Seulement, je n’ai rien fait de tout cela. Physiquement du moins ! Par contre, je n’ai pas manqué une seule miette de la retransmission des hommages à Madiba. J’ai vu une concentration incroyable des chefs d’états et anciens chefs d’état jamais vu, je ne pense pas qu’au Palais de Verre à New York on puisse voir cela. J’ai vu la bise, sur la bouche, de Winnie à Graça ; j’ai vu la tendresse d’Obama pour la veuve de Madiba ; j’ai vu la poignée de main entre le président américain et Raùl Castro, le cubain ; j’ai vu Hollande et Sarkozy ensemble et j’ai vu des instants incroyables ! Merci Madiba pour avoir d’une certaine façon contraint ces grands à ce genre de geste.
Au-delà de cet aspect un peu people, j’ai suivi avec intérêt les différents discours. J’ai été ému par les petits-enfants de Madiba et son ex compagnon de bagne, j’ai été séduit par Ban Ki-moon. ‘’L’Afrique du Sud a perdu un héros, nous avons perdu un père, le monde a perdu un ami cher, un mentor. Nelson Mandela était bien plus qu’un des plus grands leaders de notre temps’’ a dit le secrétaire général de l’Onu. Il a su trouver les mots pour traduire ce que le monde entier pense.

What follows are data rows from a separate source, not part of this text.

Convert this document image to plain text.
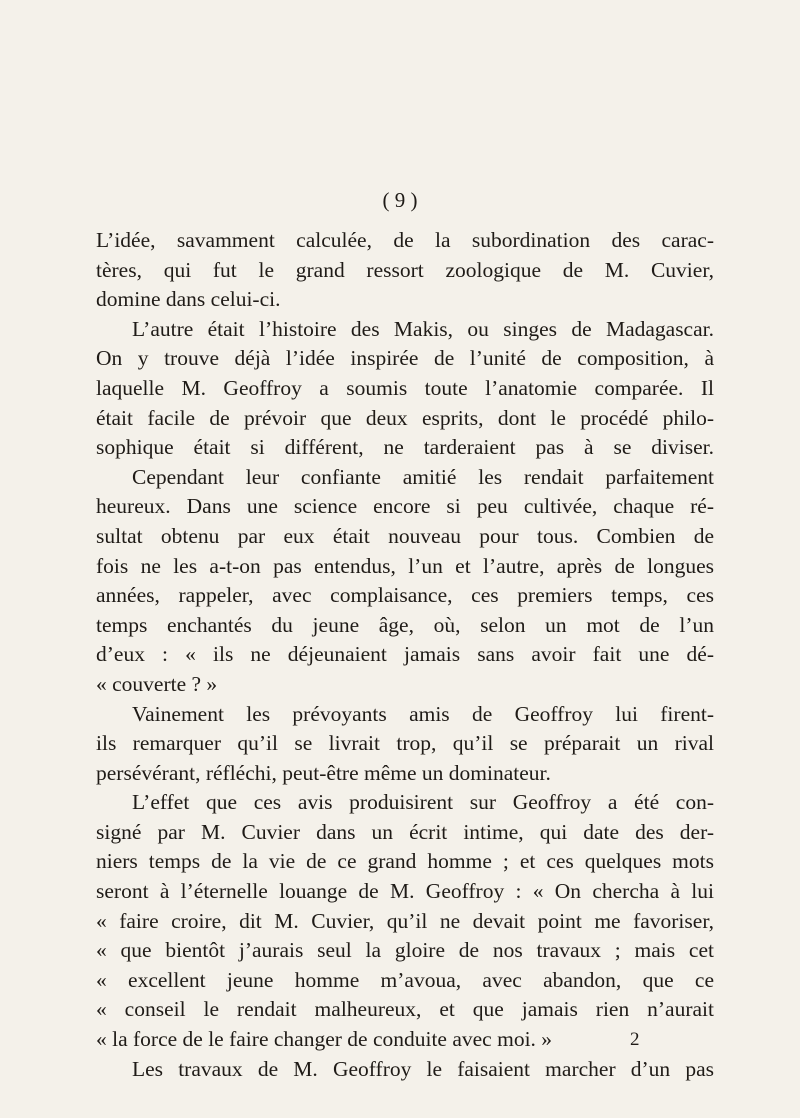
( 9 )

L’idée, savamment calculée, de la subordination des carac-

tères, qui fut le grand ressort zoologique de M. Cuvier,

domine dans celui-ci.

L’autre était l’histoire des Makis, ou singes de Madagascar.

On y trouve déjà l’idée inspirée de l’unité de composition, à

laquelle M. Geoffroy a soumis toute l’anatomie comparée. Il

était facile de prévoir que deux esprits, dont le procédé philo-

sophique était si différent, ne tarderaient pas à se diviser.

Cependant leur confiante amitié les rendait parfaitement

heureux. Dans une science encore si peu cultivée, chaque ré-

sultat obtenu par eux était nouveau pour tous. Combien de

fois ne les a-t-on pas entendus, l’un et l’autre, après de longues

années, rappeler, avec complaisance, ces premiers temps, ces

temps enchantés du jeune âge, où, selon un mot de l’un

d’eux : « ils ne déjeunaient jamais sans avoir fait une dé-

« couverte ? »

Vainement les prévoyants amis de Geoffroy lui firent-

ils remarquer qu’il se livrait trop, qu’il se préparait un rival

persévérant, réfléchi, peut-être même un dominateur.

L’effet que ces avis produisirent sur Geoffroy a été con-

signé par M. Cuvier dans un écrit intime, qui date des der-

niers temps de la vie de ce grand homme ; et ces quelques mots

seront à l’éternelle louange de M. Geoffroy : « On chercha à lui

« faire croire, dit M. Cuvier, qu’il ne devait point me favoriser,

« que bientôt j’aurais seul la gloire de nos travaux ; mais cet

« excellent jeune homme m’avoua, avec abandon, que ce

« conseil le rendait malheureux, et que jamais rien n’aurait

« la force de le faire changer de conduite avec moi. »

Les travaux de M. Geoffroy le faisaient marcher d’un pas

2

Celui du président américain, la star de la cérémonie, m’a conquis. Je retiens cet extrait : ‘’il y a trop de dirigeants qui clament haut et fort les biens faits de la solidarité tout en ne permettant pas à leur propre peuple de s’émanciper’’. Loin d’être le meilleur discours de sa carrière, celui-ci a le mérite d’avoir rabattu le clapet à tous ses dirigeants qui, depuis l’annonce du décès de Nelson Mandela le 5 décembre dernier, appellent à pérenniser l’héritage du sage. Ils y vont de leur petite phrase pour amuser la galerie. Ils décrètent des périodes de deuil pour se donner bonne conscience (10 jours au Congo-Brazzaville).‘’Nous devons poursuivre l'oeuvre de Nelson Mandela afin que l'Afrique prenne la place qui lui revient dans la communauté internationale’’ dixit Denis Sassou-Nguesso, le président congolais, dans les Dépêches de Brazzaville (numéro 1883 du 9 décembre 2013). Ce type de phrase en dit long sur le mépris et le cynisme que les dirigeants africains ont pour leurs concitoyens. Dans tout ça, ils oublient que la meilleure façon d’honorer sa mémoire est d’être solidaire et juste, d’être des guides éclairés pour leur peuple.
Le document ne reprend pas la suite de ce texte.